Monster WordPress Theme (Totally Adorable, Not Appropriate for Scholarly Research)

My foray into theme shopping aside, I’ve been tinkering around with the two to which I’ve narrowed down (and I really wish I had taken some screen captures of my attempts to make the font size on Brunelesschi larger; what a disaster! My page looked like a cluttered mess).

At this point, I’m really feeling the Pico Light template. I like that the way the header/subpages are all in one block (rather than in separated chunks). It somehow seems to mimic the appearance of a “cover page” more. It also seems to me like the Pico Light template highlights the banner image more, which I think looks rather stark, sophisticated, and serious. All good qualities for an academic webtext!

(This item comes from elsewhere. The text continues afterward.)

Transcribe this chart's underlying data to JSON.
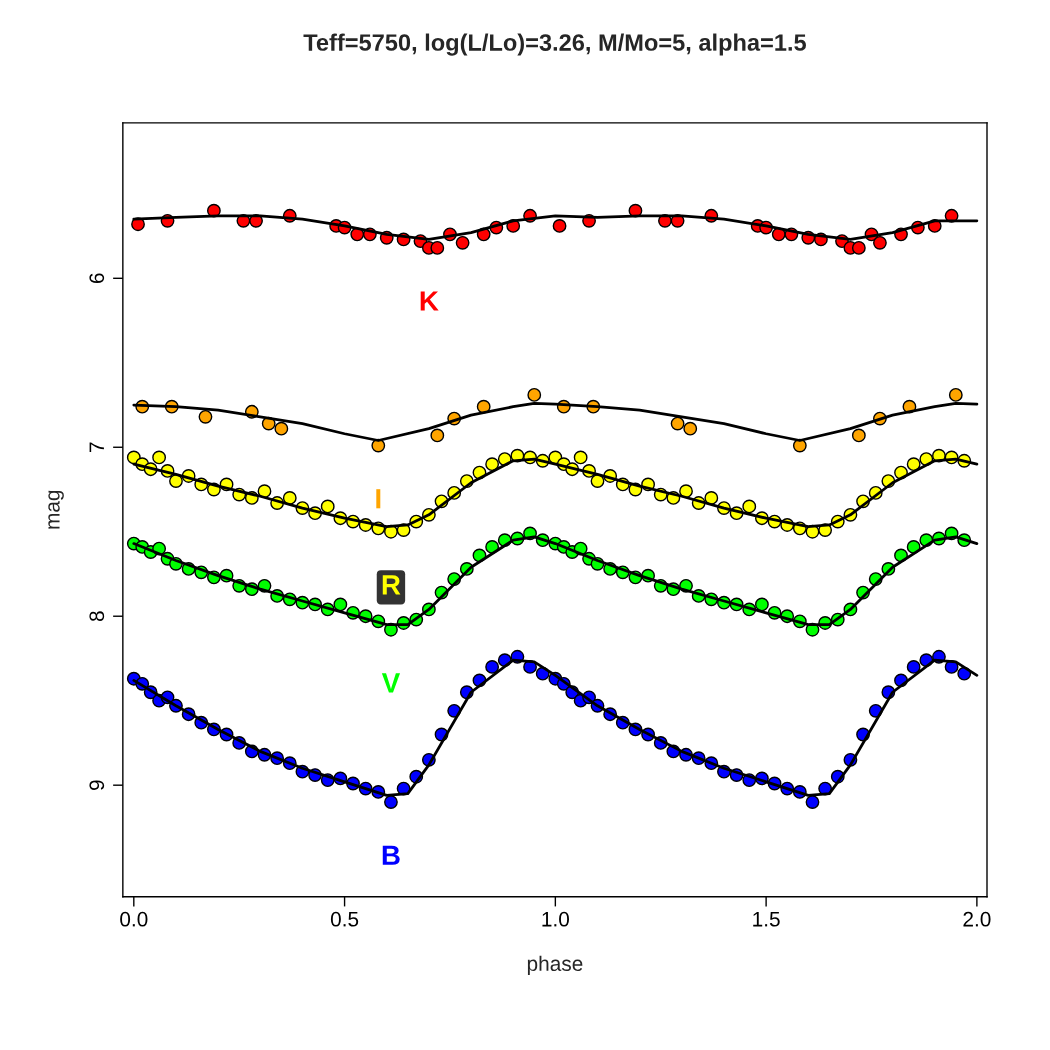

I could see myself tweaking the font a little bit; the modern sans serif may just be a little too “cold” for my tastes (what can I say? I’m a sucker for a serif) and perhaps I’d try to expand the font sizes on the pages bar so that each of the page titles don’t look so squashed together on the left-hand size. Of course my experiment with Brunlesschi has scared me away from doing that a little bit, but part of tweaking code is persistence; every pixel counts.

Any thoughts, blog readers? Which one do you prefer?